Consider: A child may be, often is, in situations where his parents seem (from the perspective of that child) to be inflicting suffering for no reason - this is one of the great sadnesses of parenting.

For example, taking a child for a painful medical procedure. A Father may be holding the child still while the doctor does something which from the child's perspective is a form of torture. From the child's perspective, Daddy brought me to this horrible place and Daddy is holding me tight so that this nasty man can hurt me.

But, in a good family, this does not destroy, does not even challenge, the child's confidence (faith) in the absolute love of his parents.

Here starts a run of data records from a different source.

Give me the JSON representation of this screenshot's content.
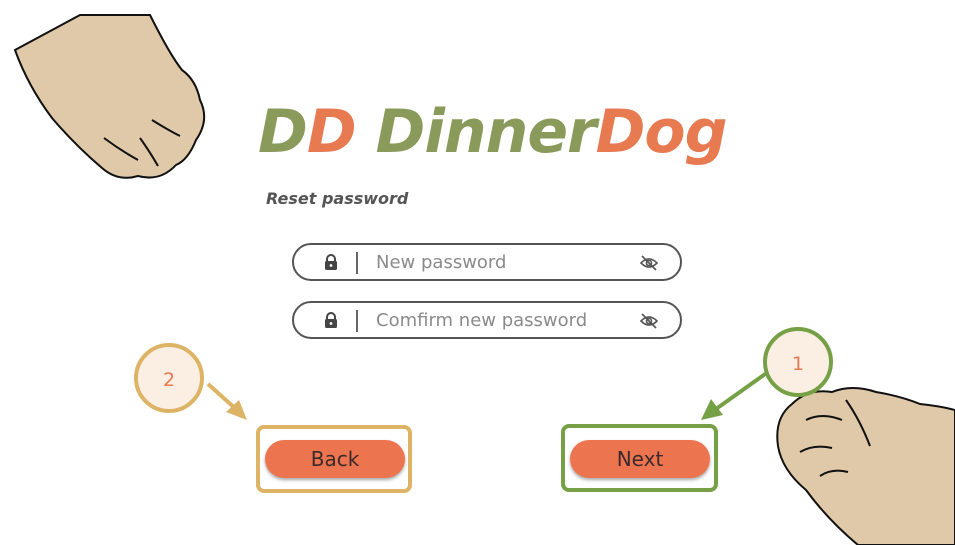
{
  "logo": {
    "part1": "D",
    "part2": "D",
    "part3": "Dinner",
    "part4": "Dog"
  },
  "subtitle": "Reset password",
  "fields": [
    {
      "placeholder": "New password",
      "lock_icon": "lock-icon",
      "eye_icon": "eye-slash-icon"
    },
    {
      "placeholder": "Comfirm new password",
      "lock_icon": "lock-icon",
      "eye_icon": "eye-slash-icon"
    }
  ],
  "buttons": {
    "back": "Back",
    "next": "Next"
  },
  "callouts": {
    "back_step": "2",
    "next_step": "1"
  },
  "colors": {
    "brand_green": "#8a9a5b",
    "brand_orange": "#e87a52",
    "button": "#ec7550",
    "frame_gold": "#ddb466",
    "frame_green": "#76a046",
    "paw": "#dfc9a8"
  }
}
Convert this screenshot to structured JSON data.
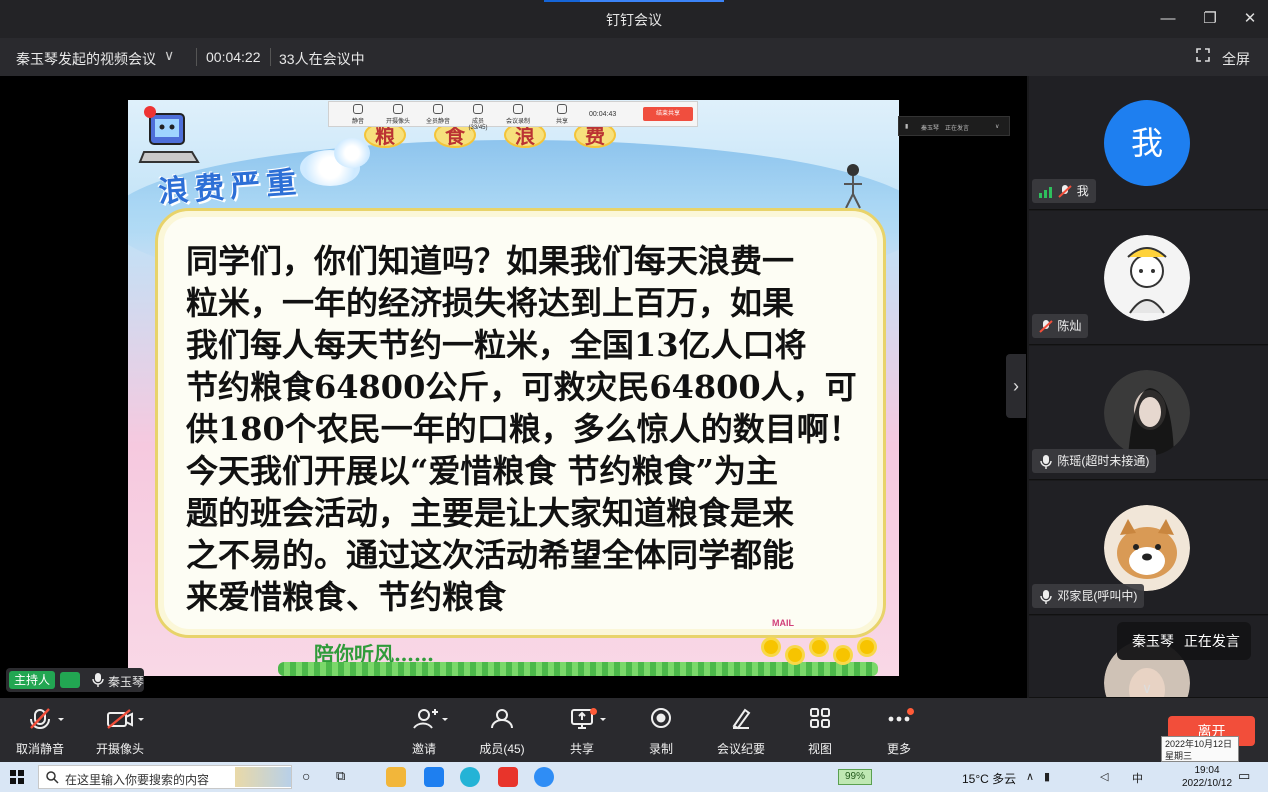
{
  "window": {
    "title": "钉钉会议",
    "controls": [
      "minimize-icon",
      "restore-icon",
      "close-icon"
    ]
  },
  "info_bar": {
    "meeting_name": "秦玉琴发起的视频会议",
    "elapsed": "00:04:22",
    "participants": "33人在会议中",
    "fullscreen_label": "全屏"
  },
  "slide": {
    "header_chars": [
      "粮",
      "食",
      "浪",
      "费"
    ],
    "heading": "浪费严重",
    "lines": [
      "同学们，你们知道吗？如果我们每天浪费一",
      "粒米，一年的经济损失将达到上百万，如果",
      "我们每人每天节约一粒米，全国13亿人口将",
      "节约粮食64800公斤，可救灾民64800人，可",
      "供180个农民一年的口粮，多么惊人的数目啊！",
      "今天我们开展以“爱惜粮食 节约粮食”为主",
      "题的班会活动，主要是让大家知道粮食是来",
      "之不易的。通过这次活动希望全体同学都能",
      "来爱惜粮食、节约粮食"
    ],
    "footer": "陪你听风……",
    "mail": "MAIL"
  },
  "mini_toolbar": {
    "items": [
      "静音",
      "开摄像头",
      "全员静音",
      "成员(33/45)",
      "会议录制",
      "共享"
    ],
    "time": "00:04:43",
    "end_label": "结束共享"
  },
  "mini_speaker": {
    "name": "秦玉琴",
    "status": "正在发言"
  },
  "host_tag": {
    "role": "主持人",
    "name": "秦玉琴"
  },
  "participants": [
    {
      "label": "我",
      "avatar_text": "我",
      "icon": "mic-muted-icon",
      "signal": true
    },
    {
      "label": "陈灿",
      "avatar_text": "",
      "icon": "mic-muted-icon"
    },
    {
      "label": "陈瑶(超时未接通)",
      "avatar_text": "",
      "icon": "mic-icon"
    },
    {
      "label": "邓家昆(呼叫中)",
      "avatar_text": "",
      "icon": "mic-icon"
    }
  ],
  "speaking_toast": {
    "name": "秦玉琴",
    "status": "正在发言"
  },
  "toolbar": {
    "left": [
      {
        "label": "取消静音",
        "icon": "mic-muted-icon"
      },
      {
        "label": "开摄像头",
        "icon": "camera-off-icon"
      }
    ],
    "center": [
      {
        "label": "邀请",
        "icon": "add-person-icon"
      },
      {
        "label": "成员(45)",
        "icon": "members-icon"
      },
      {
        "label": "共享",
        "icon": "share-screen-icon"
      },
      {
        "label": "录制",
        "icon": "record-icon"
      },
      {
        "label": "会议纪要",
        "icon": "notes-icon"
      },
      {
        "label": "视图",
        "icon": "grid-view-icon"
      },
      {
        "label": "更多",
        "icon": "more-icon"
      }
    ],
    "leave_label": "离开"
  },
  "date_tooltip": {
    "date": "2022年10月12日",
    "weekday": "星期三"
  },
  "taskbar": {
    "search_placeholder": "在这里输入你要搜索的内容",
    "battery": "99%",
    "weather": "15°C 多云",
    "ime": "中",
    "time": "19:04",
    "date": "2022/10/12"
  },
  "colors": {
    "accent": "#3b83f7",
    "host_green": "#22a652",
    "leave_red": "#f24e3a",
    "avatar_blue": "#1e7ff0"
  }
}
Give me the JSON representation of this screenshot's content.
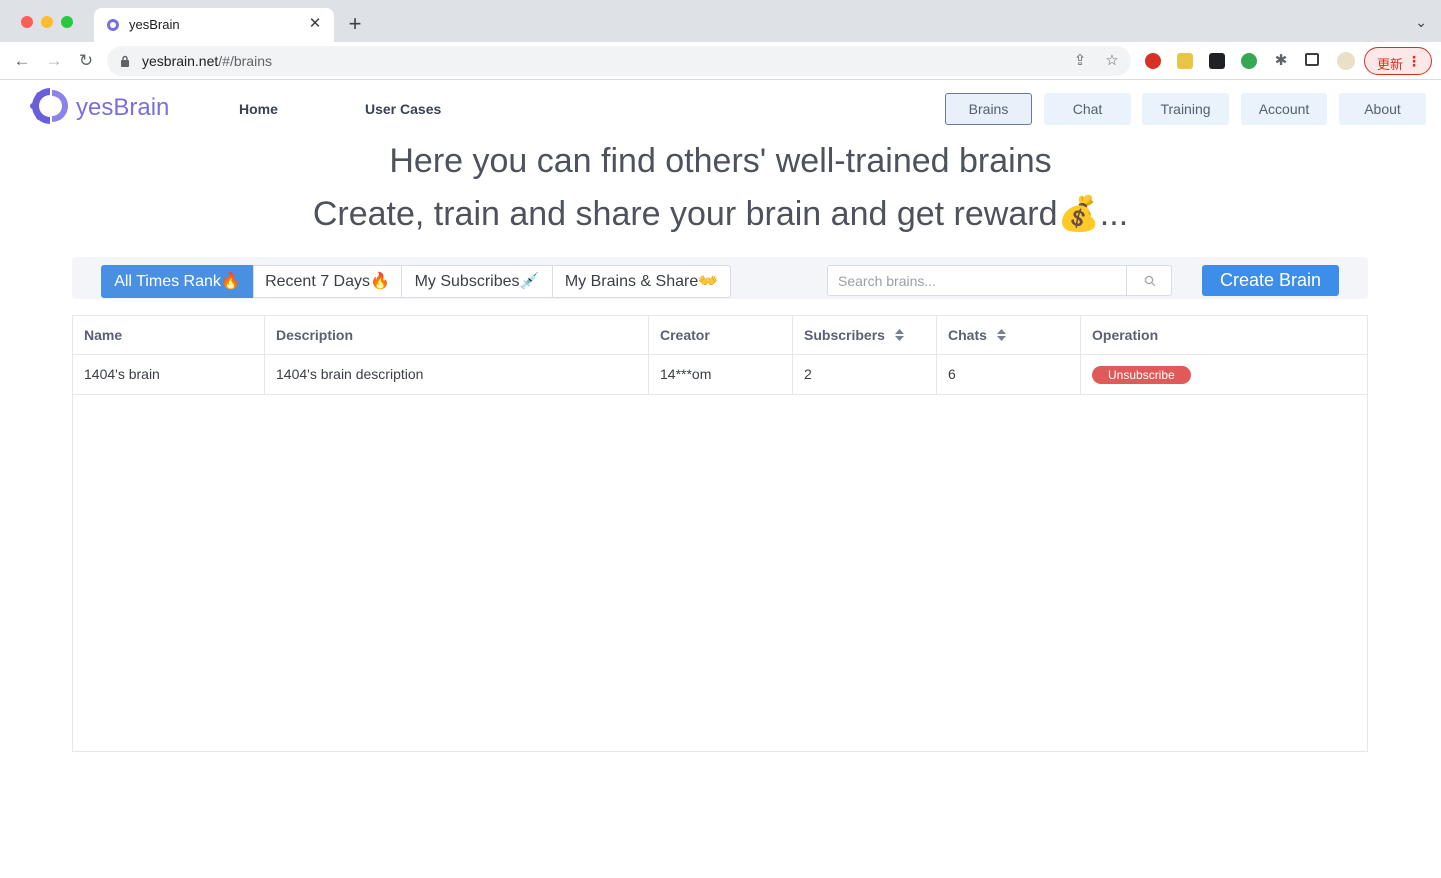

The reality is that the Father is doing all this from love of his child - although there is no way that a young child can comprehend the situation.

In practice a child is very likely to be hurt and confused by the situation; but also in practice the little boy clings even more tightly to his Father - because that child knows that whatever happens (or seems to be happening), his Father loves him and wants the best for him.

So the answer to the problem of pain is very simple - simple enough for a young child to understand; and indeed simple Christians of past generations understood this without having to be told. The context is that we know that God is our loving Father, and therefore the more we suffer here and now, the more we want and need him; the more we ought to cling tight onto him.